Há uns anos, o serviço militar era obrigatório. Os rapazes da terra perfilavam-se em frente à Junta de Freguesia, e o verdadeiro presidente escrevia numa folhinha o nome de cada um.

- Meu rico filho! Agora és um homem!

E o mancebo esperava ir às sortes. Esperava não ficar apto. Inventava um pé chato, um problema de vista, uma deficiência nos ouvidos.

- Ó senhor, sou fraco dos intestinos!
Quando se abria a portinha de onde saiam os senhores doutores capitães com a listinha na mão, saber que estava de perfeita saúde era motivo para adoecer imediatamente.

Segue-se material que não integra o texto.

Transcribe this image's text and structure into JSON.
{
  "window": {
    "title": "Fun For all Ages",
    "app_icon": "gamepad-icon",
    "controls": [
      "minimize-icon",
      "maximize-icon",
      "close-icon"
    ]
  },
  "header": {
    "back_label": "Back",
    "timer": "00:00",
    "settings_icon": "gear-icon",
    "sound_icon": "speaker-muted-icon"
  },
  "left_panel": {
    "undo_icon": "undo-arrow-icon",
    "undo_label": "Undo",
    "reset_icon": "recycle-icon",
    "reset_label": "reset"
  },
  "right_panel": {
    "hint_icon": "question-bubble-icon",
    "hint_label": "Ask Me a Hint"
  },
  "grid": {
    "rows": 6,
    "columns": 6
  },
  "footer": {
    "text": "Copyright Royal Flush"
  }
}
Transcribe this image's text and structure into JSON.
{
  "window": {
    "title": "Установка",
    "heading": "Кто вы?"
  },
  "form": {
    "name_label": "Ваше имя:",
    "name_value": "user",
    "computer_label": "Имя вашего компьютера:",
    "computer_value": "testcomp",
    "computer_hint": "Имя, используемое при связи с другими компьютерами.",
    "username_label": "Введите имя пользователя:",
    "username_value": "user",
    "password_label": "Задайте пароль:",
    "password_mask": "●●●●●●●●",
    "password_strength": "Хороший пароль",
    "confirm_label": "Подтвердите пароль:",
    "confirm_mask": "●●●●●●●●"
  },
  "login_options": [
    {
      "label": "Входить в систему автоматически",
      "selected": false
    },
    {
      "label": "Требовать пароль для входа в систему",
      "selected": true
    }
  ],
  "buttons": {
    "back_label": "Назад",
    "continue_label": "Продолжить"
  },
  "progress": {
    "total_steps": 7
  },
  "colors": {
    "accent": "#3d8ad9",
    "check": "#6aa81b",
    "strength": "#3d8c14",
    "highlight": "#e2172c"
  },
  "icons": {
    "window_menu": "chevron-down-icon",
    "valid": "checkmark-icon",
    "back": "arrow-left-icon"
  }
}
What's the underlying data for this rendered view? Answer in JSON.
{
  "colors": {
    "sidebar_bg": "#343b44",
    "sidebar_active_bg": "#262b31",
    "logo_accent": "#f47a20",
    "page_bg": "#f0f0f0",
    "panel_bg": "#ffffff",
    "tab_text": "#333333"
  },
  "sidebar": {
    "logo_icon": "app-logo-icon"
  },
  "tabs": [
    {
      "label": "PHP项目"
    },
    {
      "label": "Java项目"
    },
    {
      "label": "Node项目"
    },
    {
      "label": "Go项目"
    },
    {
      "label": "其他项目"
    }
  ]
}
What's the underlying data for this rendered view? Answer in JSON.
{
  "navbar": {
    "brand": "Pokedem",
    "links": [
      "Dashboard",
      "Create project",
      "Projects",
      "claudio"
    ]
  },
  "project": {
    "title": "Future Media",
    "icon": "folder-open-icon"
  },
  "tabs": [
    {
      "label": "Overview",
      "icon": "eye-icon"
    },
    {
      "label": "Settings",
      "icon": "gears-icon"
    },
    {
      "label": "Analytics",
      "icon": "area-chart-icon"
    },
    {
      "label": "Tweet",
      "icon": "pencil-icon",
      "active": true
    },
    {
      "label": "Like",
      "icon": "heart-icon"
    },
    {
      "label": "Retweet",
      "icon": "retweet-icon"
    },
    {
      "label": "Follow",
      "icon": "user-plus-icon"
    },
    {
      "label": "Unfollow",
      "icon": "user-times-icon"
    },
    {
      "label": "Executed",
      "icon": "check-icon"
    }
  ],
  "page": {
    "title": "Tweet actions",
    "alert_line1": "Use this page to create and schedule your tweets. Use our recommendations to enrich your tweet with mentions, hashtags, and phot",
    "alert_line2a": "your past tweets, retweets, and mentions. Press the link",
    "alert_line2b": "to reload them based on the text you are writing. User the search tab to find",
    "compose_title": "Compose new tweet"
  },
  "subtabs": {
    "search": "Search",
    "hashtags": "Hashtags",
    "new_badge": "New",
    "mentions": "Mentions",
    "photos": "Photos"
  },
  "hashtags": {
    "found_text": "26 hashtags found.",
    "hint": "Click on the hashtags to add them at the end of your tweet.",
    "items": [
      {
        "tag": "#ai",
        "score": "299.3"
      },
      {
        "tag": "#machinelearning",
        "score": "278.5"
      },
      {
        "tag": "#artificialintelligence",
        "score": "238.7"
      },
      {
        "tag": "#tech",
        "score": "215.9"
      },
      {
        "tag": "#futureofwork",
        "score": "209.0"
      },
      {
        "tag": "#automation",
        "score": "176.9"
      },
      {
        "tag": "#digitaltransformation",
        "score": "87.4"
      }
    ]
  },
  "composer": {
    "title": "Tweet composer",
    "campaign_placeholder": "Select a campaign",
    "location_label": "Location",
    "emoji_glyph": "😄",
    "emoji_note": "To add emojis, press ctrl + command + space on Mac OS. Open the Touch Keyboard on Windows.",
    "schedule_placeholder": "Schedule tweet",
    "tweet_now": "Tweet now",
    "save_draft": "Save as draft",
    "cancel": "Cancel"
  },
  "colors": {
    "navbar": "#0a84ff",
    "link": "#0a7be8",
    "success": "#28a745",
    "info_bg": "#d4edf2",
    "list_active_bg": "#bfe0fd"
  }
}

Seguir-se-iam dois anos de serviço militar. Parece que depois diminuíram para seis meses.

Longe vai o tempo em que ir à tropa servia para sair da terrinha. Ou para terminar a quarta classe. Ou para tirar a carta de condução. Ir à tropa era já, nos últimos anos de obrigatoriedade, um fardo imenso. Dois anos, ou seis meses, em que fica a vida suspensa. Enquanto se vai e volta. Enquanto se fazem e desfazem as malas. Enquanto se ouvem e cumprem ordens.

E se o desgraçado do mancebo estiver a estudar, não há problema. Os senhores doutores capitães esperam que ele termine. E depois, sim, vai à tropa. Quando devia fazer-se à vida, arranjar emprego, sair de casa dos pais, poder levar a namorada a uma casa sua, sem medo que os pais cheguem mais cedo do jantar em casa dos primos afastados, o moço tem que parar tudo porque... vai à tropa.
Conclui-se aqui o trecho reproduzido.